One of the first female choral scholars at Trinity College, Cambridge, mezzo-soprano Susanna Spicer went on to sing under conductors such as Simon Rattle, Kurt Masur, John Eliot Gardiner, and Trevor Pinnock.

As a graduate of ‘the other place’, I assumed that she wouldn’t be too familiar with Kidlington, so I offered directions to my home, where we had arranged to meet.

“No need thanks, I know exactly how to find it,” came the reply.

It transpired that Susanna grew up just a few doors away, and that I’d worked for her father as a callow trainee at Oxford University Press.

She took Saturday music classes at Edward Feild School, Kidlington, and there’s a strong family link with the Oxford Bach Choir.

“Both my parents were very keen amateur singers. They were mainstays of the Oxford Bach Choir for many years. I also sang in the choir from the age of 13 to 15: I didn’t divulge my age — when they asked me which college I was at, I had to reply that I wasn’t actually at the university. Luckily, they didn’t pursue the question.”

What, I asked Susanna, inspired her to go professional?

“It never occurred to me to do anything else,” she laughed. “I was always going to give it a go, and if it failed, fair enough. I would then join the real world. But having said that, I initially went to the Crescent School in Norham Gardens, and a teacher there, Kay Sawtell, wrote on my first report, ‘she’s settling in quite well, although she is slightly on the bossy side — she seems to lead the class singing’. My mother still quotes that report. My parents always encouraged me, although when I wanted to go to music college, they made sure I got a secretarial qualification first.”

Before Susanna arrived, I’d been listening to a rather doom-laden Radio 3 speaker, who suggested that a professional singer can be much affected by mood and health in general, as well as too much talking, smoking, and drinking. It sounded as if a hermit-like lifestyle was called for.

“A lot of it is tied up with psychology,” Susanna commented. “If you’re in a good place personally, then you can overcome most of the things that are thrown at you. If you’re remotely vulnerable or anxious about a concert, then you do worry about getting on a bus, in case someone blows germs over you. As a singer, you don’t have an instrument to hide behind, you can’t rely on a Stradivarius to produce the goods for you. You are your voice.

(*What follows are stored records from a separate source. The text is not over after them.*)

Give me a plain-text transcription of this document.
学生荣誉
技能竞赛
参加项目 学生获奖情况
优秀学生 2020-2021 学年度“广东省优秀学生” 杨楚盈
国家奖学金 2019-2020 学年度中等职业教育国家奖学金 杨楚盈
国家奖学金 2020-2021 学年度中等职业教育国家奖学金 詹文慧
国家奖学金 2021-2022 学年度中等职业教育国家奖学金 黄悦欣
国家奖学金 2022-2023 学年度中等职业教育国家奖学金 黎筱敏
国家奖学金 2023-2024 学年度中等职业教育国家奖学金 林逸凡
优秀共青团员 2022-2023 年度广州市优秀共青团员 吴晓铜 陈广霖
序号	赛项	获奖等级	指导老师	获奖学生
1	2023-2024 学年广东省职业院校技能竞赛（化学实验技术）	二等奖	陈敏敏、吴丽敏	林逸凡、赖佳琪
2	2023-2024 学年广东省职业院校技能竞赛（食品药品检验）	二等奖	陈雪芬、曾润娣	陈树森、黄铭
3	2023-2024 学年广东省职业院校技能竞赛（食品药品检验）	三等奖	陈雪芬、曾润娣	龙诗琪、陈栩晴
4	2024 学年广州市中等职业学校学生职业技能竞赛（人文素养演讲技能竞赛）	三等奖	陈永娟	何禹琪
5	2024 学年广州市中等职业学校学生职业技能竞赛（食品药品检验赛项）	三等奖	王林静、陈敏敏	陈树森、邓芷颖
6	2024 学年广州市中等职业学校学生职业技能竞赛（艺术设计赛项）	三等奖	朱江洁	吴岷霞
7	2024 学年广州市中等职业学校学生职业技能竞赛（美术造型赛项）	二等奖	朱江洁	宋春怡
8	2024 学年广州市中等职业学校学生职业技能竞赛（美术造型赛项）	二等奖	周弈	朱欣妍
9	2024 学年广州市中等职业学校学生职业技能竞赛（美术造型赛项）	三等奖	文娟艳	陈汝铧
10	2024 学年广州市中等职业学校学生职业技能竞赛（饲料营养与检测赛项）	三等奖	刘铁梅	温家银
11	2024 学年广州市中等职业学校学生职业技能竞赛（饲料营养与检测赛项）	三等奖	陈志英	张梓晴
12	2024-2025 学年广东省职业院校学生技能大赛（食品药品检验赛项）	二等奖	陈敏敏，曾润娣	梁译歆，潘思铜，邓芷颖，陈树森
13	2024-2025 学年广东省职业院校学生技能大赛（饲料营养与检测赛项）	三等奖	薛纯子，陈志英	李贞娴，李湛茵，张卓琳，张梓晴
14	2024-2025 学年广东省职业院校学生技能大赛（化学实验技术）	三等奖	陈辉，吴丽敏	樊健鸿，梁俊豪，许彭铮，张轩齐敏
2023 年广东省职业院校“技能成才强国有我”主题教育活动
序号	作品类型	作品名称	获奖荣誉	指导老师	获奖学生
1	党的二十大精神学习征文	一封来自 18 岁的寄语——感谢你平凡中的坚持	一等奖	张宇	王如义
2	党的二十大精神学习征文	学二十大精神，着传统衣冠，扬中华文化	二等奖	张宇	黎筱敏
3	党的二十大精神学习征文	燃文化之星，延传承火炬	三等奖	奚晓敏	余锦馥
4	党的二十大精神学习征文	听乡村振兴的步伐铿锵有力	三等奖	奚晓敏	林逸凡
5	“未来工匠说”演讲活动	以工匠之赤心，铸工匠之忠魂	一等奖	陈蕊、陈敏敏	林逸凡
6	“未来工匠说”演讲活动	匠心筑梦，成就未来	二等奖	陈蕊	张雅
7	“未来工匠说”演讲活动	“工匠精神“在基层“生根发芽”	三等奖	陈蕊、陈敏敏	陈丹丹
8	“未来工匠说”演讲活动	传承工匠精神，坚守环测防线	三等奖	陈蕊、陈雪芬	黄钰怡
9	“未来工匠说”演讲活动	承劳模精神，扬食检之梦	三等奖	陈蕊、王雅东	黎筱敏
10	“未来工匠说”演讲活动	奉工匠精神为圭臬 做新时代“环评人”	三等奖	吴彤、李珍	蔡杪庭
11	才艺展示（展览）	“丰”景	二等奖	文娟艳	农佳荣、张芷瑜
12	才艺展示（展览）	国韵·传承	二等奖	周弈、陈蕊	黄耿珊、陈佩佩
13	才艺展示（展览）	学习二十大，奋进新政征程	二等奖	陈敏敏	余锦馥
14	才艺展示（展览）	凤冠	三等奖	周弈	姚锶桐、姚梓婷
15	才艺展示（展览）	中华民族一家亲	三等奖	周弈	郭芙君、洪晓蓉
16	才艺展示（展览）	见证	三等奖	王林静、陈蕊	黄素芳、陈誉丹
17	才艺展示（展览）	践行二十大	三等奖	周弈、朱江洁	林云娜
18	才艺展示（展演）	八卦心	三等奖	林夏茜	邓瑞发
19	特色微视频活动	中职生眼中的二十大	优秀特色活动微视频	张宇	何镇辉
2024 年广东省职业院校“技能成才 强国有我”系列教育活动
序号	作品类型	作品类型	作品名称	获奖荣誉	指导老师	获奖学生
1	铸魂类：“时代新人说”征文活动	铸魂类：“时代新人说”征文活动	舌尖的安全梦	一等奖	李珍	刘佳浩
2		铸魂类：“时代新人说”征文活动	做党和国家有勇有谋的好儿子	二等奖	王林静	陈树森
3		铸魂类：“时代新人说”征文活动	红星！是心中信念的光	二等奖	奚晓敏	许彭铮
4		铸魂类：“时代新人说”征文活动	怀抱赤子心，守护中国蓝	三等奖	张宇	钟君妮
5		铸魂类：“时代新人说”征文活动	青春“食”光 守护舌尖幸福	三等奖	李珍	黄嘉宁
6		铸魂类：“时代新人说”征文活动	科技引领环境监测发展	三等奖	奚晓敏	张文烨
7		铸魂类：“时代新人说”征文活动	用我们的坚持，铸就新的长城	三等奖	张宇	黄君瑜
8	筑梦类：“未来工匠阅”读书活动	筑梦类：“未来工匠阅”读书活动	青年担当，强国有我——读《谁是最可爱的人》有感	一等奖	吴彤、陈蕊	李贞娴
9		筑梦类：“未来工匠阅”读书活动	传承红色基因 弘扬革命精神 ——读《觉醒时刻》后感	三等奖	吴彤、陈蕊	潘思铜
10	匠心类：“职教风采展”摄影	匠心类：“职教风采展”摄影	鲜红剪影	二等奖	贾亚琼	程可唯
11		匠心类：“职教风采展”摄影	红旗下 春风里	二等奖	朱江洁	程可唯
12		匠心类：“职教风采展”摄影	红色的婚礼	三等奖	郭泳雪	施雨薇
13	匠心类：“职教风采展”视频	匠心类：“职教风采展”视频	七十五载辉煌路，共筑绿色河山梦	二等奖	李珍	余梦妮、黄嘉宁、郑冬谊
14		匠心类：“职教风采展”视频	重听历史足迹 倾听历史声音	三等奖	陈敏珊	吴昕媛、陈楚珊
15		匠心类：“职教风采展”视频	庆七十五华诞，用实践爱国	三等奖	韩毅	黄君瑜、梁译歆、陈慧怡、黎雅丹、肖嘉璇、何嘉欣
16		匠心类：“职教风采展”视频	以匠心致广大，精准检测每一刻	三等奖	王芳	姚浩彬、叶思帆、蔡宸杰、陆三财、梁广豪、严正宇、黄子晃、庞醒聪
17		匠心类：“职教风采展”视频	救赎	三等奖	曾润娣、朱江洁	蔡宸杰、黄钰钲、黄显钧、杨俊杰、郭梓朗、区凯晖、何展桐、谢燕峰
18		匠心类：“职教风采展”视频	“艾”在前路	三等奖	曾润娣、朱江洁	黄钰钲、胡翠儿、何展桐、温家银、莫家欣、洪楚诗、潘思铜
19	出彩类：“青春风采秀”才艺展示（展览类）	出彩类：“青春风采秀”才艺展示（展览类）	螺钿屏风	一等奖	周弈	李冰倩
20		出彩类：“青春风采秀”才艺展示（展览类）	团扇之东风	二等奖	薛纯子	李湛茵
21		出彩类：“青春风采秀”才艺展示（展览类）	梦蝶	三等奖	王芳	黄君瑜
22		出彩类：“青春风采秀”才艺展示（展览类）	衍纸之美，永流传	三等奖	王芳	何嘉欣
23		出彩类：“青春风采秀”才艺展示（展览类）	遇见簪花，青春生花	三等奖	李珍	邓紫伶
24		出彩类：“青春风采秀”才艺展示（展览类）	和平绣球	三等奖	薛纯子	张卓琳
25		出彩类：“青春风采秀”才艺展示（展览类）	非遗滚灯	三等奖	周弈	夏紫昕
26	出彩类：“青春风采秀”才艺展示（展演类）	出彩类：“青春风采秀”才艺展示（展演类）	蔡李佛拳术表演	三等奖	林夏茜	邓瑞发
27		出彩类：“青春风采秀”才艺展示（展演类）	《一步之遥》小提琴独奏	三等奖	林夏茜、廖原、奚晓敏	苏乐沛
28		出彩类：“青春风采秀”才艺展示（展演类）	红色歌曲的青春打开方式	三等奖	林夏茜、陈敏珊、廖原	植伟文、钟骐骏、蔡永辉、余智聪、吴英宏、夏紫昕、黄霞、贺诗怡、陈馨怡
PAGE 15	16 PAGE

“There are times of year when you do get in a panic — before Christmas is the big one, because it’s always a very busy patch. You’re usually going to try to fund January on the basis of what you take in during December. And certainly I may avoid a noisy party if I’ve got a big concert the next day. But life has got to be lived — part of a singer’s role is to be quite extrovert.”

Now living in London and Herefordshire, Susanna Spicer returns to Oxfordshire shortly to appear as a soloist for the Woodstock Music Society.

“As far as we are concerned,” WMS secretary Evelyn Hendy told me, “She is a star, because she once took over a very difficult role for us at extremely short notice, and pulled it off with great success.”

“I got a call 24 hours in advance about a piece by Vaughan Williams called Five Tudor Portraits,” Susanna explained. “It’s not done very often, so I hadn’t come across the piece before. But luckily I did have a copy — it was left over from my parents doing it with the Bach Choir. It was also lucky that a lot of my living has been earned from being a good sight reader. I pick things up pretty quickly.

“So, I had 24 hours to get a rather unusual role under my belt — it’s actually a narrator talking about a character who is a drunk. Woodstock decided they wanted me to illustrate the drunk, so I had to stagger up the aisle! It all went off remarkably well.

“The extraordinary thing was that it happened again with exactly the same piece last November. Again I got a call at 24 hours’ notice — this time from Norwich. It was a rather more sober production, so I didn’t repeat the drunken bit in the aisle.”

This time in Woodstock, Susanna is a soloist in Tippett’s A Child of our Time, a work in which the composer uses spirituals in the same way as Bach used chorales in his Passions. The text is prompted by the story of Jews persecuted following the assassination of a Nazi diplomat by a 17-year-old Jewish boy in 1938.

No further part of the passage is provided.